The question of abstinence in the treatment of eating disorders is inevitably more nuanced. The patient is helped to abstain from the behaviours which are symptomatic of the problematic relationship such as purging, weight loss, bingeing, orthorexia or restriction. This gives patients the chance to become aware of the feelings which threaten them when they do not resort to the behaviour. Some patients will need to understand that an obsession with self-image rather than enhancing self-esteem is likely to undermine it.

They can be helped to recognise the self-defeating nature of their coping response and with close support acquire and practice new, positive behaviours to deal with these feelings. This will open the path to resolving them in time.

The benefits of inpatient treatment for eating disorders

The characteristic tendency to isolation and secrecy can be addressed by the treatment centre’s capacity to monitor the patient around the clock. A person with an eating disorder can benefit greatly in a community of people aiming at recovery, such as in an addiction treatment centre. The support of the members of the group will be particularly encouraging, especially if the others undergoing treatment understand the necessary difference in the application of abstinence.

That food is served in a residential treatment centre provides the scope to observe eating, as well as weight and self-image related behaviours. Staff can work closely with the patient to establish a healthier relationship with food; one that focusses on balanced nutrition and sustenance rather than as a means of controlling mood.

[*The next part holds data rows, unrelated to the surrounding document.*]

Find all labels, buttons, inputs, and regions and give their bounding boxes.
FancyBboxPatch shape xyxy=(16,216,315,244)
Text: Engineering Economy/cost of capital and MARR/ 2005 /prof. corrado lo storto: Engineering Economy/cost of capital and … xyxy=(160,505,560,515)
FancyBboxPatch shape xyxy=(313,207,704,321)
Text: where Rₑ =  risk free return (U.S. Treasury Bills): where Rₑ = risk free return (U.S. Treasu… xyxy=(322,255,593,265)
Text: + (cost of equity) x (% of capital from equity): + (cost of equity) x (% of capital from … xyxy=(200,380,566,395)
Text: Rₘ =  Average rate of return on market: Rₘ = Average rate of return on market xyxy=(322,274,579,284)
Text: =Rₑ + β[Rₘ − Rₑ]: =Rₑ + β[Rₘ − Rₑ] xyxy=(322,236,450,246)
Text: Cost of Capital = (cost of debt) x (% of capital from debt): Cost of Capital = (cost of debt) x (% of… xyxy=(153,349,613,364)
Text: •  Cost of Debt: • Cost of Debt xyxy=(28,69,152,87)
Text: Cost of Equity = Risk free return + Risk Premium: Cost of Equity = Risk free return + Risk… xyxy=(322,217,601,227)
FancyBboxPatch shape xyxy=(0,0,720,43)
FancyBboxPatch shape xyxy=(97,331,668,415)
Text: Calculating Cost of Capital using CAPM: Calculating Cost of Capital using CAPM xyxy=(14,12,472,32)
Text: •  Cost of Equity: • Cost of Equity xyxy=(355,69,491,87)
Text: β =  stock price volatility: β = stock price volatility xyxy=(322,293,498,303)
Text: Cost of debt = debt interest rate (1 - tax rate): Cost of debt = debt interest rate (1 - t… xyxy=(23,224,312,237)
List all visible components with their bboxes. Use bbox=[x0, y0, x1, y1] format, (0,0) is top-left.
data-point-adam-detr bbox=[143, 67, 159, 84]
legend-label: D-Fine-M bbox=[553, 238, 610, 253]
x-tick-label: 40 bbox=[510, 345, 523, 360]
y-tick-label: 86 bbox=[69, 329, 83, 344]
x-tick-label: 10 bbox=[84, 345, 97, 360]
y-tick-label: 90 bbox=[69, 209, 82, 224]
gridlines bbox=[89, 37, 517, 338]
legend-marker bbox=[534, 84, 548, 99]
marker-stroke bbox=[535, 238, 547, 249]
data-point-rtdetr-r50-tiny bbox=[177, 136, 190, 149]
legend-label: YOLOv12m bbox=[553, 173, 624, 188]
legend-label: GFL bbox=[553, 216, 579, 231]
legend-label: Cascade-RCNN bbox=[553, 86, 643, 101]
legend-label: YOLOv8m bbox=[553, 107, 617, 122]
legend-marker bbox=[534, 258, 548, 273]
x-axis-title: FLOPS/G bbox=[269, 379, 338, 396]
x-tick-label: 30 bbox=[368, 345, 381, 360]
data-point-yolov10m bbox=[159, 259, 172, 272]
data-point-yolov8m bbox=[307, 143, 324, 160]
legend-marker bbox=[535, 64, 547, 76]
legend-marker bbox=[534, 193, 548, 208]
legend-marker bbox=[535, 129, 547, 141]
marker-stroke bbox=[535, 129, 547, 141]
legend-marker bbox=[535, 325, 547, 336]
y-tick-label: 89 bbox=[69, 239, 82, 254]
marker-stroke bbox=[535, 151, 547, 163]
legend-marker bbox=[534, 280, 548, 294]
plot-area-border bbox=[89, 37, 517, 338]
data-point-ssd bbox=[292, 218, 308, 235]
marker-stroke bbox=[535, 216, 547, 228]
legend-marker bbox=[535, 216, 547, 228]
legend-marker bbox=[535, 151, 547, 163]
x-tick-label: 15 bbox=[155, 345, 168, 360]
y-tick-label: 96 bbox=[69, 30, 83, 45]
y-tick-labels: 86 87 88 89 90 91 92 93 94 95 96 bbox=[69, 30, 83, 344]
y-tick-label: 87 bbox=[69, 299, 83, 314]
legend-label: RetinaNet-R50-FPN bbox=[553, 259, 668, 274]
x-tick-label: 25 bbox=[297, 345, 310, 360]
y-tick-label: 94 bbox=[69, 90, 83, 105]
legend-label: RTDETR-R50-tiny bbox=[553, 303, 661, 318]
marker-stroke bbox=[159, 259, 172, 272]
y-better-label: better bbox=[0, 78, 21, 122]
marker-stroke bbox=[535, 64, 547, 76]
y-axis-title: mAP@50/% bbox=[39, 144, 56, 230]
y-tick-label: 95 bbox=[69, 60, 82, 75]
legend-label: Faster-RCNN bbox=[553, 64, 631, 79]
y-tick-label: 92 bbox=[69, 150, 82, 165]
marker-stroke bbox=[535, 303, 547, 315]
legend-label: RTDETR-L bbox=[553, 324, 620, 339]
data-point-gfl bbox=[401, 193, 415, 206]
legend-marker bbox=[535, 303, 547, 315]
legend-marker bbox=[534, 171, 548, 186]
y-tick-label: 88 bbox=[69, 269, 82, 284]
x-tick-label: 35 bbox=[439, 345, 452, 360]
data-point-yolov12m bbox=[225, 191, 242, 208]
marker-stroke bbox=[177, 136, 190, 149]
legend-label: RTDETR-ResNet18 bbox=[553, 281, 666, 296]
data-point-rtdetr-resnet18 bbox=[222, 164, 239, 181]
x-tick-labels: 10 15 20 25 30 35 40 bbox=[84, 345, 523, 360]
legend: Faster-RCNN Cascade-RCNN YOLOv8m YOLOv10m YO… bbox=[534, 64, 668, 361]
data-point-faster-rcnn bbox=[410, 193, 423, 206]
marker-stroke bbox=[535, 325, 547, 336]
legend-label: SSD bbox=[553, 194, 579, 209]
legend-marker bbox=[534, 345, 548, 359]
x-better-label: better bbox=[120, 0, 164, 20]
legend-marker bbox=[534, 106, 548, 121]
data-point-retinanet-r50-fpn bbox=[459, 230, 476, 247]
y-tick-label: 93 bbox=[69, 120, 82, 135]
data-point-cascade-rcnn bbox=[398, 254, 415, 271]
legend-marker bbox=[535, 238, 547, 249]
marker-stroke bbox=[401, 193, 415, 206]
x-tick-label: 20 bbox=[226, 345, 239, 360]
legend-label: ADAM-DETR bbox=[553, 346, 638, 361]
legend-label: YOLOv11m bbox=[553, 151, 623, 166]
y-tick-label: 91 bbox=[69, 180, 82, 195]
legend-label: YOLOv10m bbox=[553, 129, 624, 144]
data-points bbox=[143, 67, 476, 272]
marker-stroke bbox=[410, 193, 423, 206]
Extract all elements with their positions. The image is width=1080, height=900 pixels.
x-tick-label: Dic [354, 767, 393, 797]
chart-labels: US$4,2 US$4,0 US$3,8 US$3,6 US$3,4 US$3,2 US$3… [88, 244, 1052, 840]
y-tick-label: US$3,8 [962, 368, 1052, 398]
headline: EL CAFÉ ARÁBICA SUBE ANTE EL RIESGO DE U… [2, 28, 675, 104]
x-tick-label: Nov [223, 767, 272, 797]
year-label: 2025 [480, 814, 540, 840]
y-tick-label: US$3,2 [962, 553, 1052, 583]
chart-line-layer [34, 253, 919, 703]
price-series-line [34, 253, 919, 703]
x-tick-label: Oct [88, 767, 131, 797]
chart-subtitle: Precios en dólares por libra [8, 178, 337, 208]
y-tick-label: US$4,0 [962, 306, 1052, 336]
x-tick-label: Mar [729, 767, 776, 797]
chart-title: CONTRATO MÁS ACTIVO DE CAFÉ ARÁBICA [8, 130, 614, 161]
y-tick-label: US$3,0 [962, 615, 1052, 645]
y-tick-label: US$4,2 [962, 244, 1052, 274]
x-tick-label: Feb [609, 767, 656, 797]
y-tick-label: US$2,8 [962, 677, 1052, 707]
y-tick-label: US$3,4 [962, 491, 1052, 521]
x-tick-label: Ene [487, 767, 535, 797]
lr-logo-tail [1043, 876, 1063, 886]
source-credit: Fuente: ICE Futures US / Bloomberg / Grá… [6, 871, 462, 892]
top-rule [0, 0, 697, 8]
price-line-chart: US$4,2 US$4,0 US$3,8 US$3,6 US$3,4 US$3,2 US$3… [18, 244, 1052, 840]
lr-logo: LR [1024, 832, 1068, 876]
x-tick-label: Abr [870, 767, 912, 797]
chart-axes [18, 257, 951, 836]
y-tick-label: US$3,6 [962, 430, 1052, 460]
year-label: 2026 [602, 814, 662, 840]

The range of complementary therapies and other activities available offers other opportunities to loosen the restrictions of the obsession.

Eating disorders are treatable, but as with any serious condition with significant consequences, it is essential to seek help as soon as possible. Because there are often both mental and physical health complications, the involvement of medical expertise at an early stage is strongly advised. So-called talking therapies, mutual aid, as well as both in-patient and out-patient services may have a role to play in recovery from eating disorders.